Dimensional reduction and emergence of defects in the Oseen-Frank model for nematic liquid crystals

In this paper we discuss the behavior of the Oseen-Frank model for nematic liquid crystals in the limit of vanishing thickness. More precisely, in a thin slab $ \Omega\times (0, h) $ with $ \Omega\subset \mathbb{R}^2 $ and $ h>0 $ we consider the one-constant approximation of the Oseen-Frank model for nematic liquid crystals. We impose Dirichlet boundary conditions on the lateral boundary and weak anchoring conditions on the top and bottom faces of the cylinder $ \Omega\times (0, h) $. The Dirichlet datum has the form $ (g, 0) $, where $ g\colon\partial\Omega\to \mathbb{S}^1 $ has non-zero winding number.
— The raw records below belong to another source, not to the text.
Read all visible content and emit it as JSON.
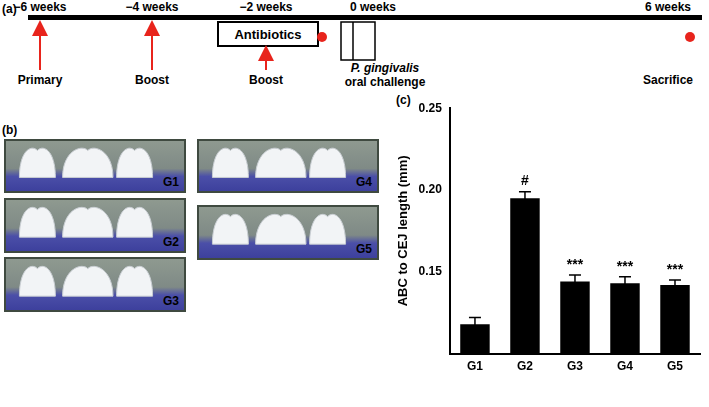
{
  "panel_labels": [
    "(a)",
    "(b)",
    "(c)"
  ],
  "timeline": {
    "time_labels": [
      "−6 weeks",
      "−4 weeks",
      "−2 weeks",
      "0 weeks",
      "6 weeks"
    ],
    "arrows": [
      "Primary",
      "Boost",
      "Boost"
    ],
    "box": "Antibiotics",
    "challenge": {
      "organism": "P. gingivalis",
      "text": "oral challenge"
    },
    "endpoint": "Sacrifice"
  },
  "photos": [
    "G1",
    "G2",
    "G3",
    "G4",
    "G5"
  ],
  "chart_data": {
    "type": "bar",
    "categories": [
      "G1",
      "G2",
      "G3",
      "G4",
      "G5"
    ],
    "values": [
      0.118,
      0.195,
      0.144,
      0.143,
      0.142
    ],
    "errors": [
      0.004,
      0.004,
      0.004,
      0.004,
      0.003
    ],
    "color": "#000000",
    "y_label": "ABC to CEJ length (mm)",
    "ylim": [
      0.1,
      0.25
    ],
    "yticks": [
      {
        "value": 0.15,
        "label": "0.15"
      },
      {
        "value": 0.2,
        "label": "0.20"
      },
      {
        "value": 0.25,
        "label": "0.25"
      }
    ],
    "grid": false,
    "annotations": [
      {
        "category": "G2",
        "text": "#"
      },
      {
        "category": "G3",
        "text": "***"
      },
      {
        "category": "G4",
        "text": "***"
      },
      {
        "category": "G5",
        "text": "***"
      }
    ]
  }
}
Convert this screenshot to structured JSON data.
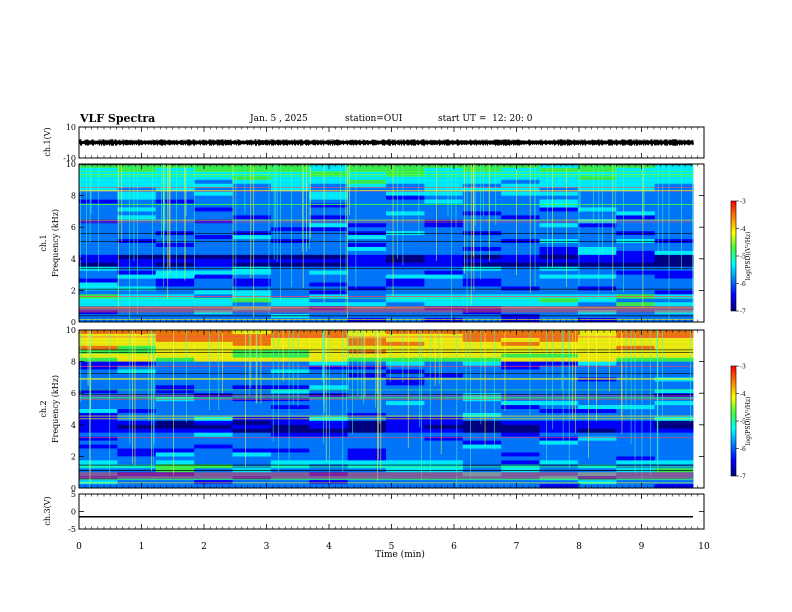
{
  "header": {
    "title": "VLF Spectra",
    "date": "Jan. 5 , 2025",
    "station": "station=OUI",
    "start": "start UT =  12: 20: 0"
  },
  "chart_data": [
    {
      "type": "line",
      "name_label": "ch.1(V)",
      "ylabel": "ch.1(V)",
      "ylim": [
        -10,
        10
      ],
      "yticks": [
        "10",
        "-10"
      ],
      "description_values": {
        "baseline": 0,
        "amplitude_approx": 2
      }
    },
    {
      "type": "heatmap",
      "ylabel_top": "ch.1",
      "ylabel": "Frequency (kHz)",
      "ylim": [
        0,
        10
      ],
      "yticks": [
        "0",
        "2",
        "4",
        "6",
        "8",
        "10"
      ],
      "colorbar": {
        "label": "log(PSD)(V²/Hz)",
        "range": [
          -7,
          -3
        ],
        "ticks": [
          "-3",
          "-4",
          "-5",
          "-6",
          "-7"
        ]
      }
    },
    {
      "type": "heatmap",
      "ylabel_top": "ch.2",
      "ylabel": "Frequency (kHz)",
      "ylim": [
        0,
        10
      ],
      "yticks": [
        "0",
        "2",
        "4",
        "6",
        "8",
        "10"
      ],
      "colorbar": {
        "label": "log(PSD)(V²/Hz)",
        "range": [
          -7,
          -3
        ],
        "ticks": [
          "-3",
          "-4",
          "-5",
          "-6",
          "-7"
        ]
      }
    },
    {
      "type": "line",
      "ylabel": "ch.3(V)",
      "ylim": [
        -5,
        5
      ],
      "yticks": [
        "5",
        "0",
        "-5"
      ],
      "constant_value": -1.5
    }
  ],
  "xaxis": {
    "label": "Time (min)",
    "range": [
      0,
      10
    ],
    "ticks": [
      "0",
      "1",
      "2",
      "3",
      "4",
      "5",
      "6",
      "7",
      "8",
      "9",
      "10"
    ]
  },
  "colors": {
    "colormap": [
      "#00007a",
      "#0000ff",
      "#0080ff",
      "#00ffff",
      "#40ff40",
      "#ffff00",
      "#ff8000",
      "#ff0000",
      "#ffffff"
    ]
  }
}
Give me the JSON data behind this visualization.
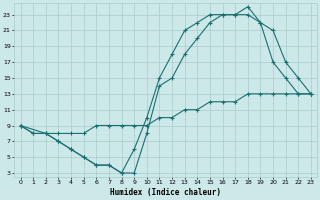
{
  "xlabel": "Humidex (Indice chaleur)",
  "background_color": "#cce8e8",
  "grid_color": "#aacccc",
  "line_color": "#1a7070",
  "xlim": [
    -0.5,
    23.5
  ],
  "ylim": [
    2.5,
    24.5
  ],
  "xticks": [
    0,
    1,
    2,
    3,
    4,
    5,
    6,
    7,
    8,
    9,
    10,
    11,
    12,
    13,
    14,
    15,
    16,
    17,
    18,
    19,
    20,
    21,
    22,
    23
  ],
  "yticks": [
    3,
    5,
    7,
    9,
    11,
    13,
    15,
    17,
    19,
    21,
    23
  ],
  "line1_x": [
    0,
    1,
    2,
    3,
    4,
    5,
    6,
    7,
    8,
    9,
    10,
    11,
    12,
    13,
    14,
    15,
    16,
    17,
    18,
    19,
    20,
    21,
    22,
    23
  ],
  "line1_y": [
    9,
    8,
    8,
    8,
    8,
    8,
    9,
    9,
    9,
    9,
    9,
    10,
    10,
    11,
    11,
    12,
    12,
    12,
    13,
    13,
    13,
    13,
    13,
    13
  ],
  "line2_x": [
    0,
    1,
    2,
    3,
    4,
    5,
    6,
    7,
    8,
    9,
    10,
    11,
    12,
    13,
    14,
    15,
    16,
    17,
    18,
    19,
    20,
    21,
    22,
    23
  ],
  "line2_y": [
    9,
    8,
    8,
    7,
    6,
    5,
    4,
    4,
    3,
    6,
    10,
    15,
    18,
    21,
    22,
    23,
    23,
    23,
    23,
    22,
    17,
    15,
    13,
    13
  ],
  "line3_x": [
    0,
    2,
    3,
    4,
    5,
    6,
    7,
    8,
    9,
    10,
    11,
    12,
    13,
    14,
    15,
    16,
    17,
    18,
    19,
    20,
    21,
    22,
    23
  ],
  "line3_y": [
    9,
    8,
    7,
    6,
    5,
    4,
    4,
    3,
    3,
    8,
    14,
    15,
    18,
    20,
    22,
    23,
    23,
    24,
    22,
    21,
    17,
    15,
    13
  ]
}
Under appropriate conditions on the scaling, in the limit as $ h\to 0 $ we obtain a behavior that is similar to the one observed in the asymptotic analysis (see [7]) of the two-dimensional Ginzburg-Landau functional. More precisely, we rigorously prove the emergence of a finite number of defect points in $ \Omega $ having topological charges that sum to the degree of the boundary datum. Moreover, the position of these points is governed by a Renormalized Energy, as in the seminal results of Bethuel, Brezis and Hélein [7].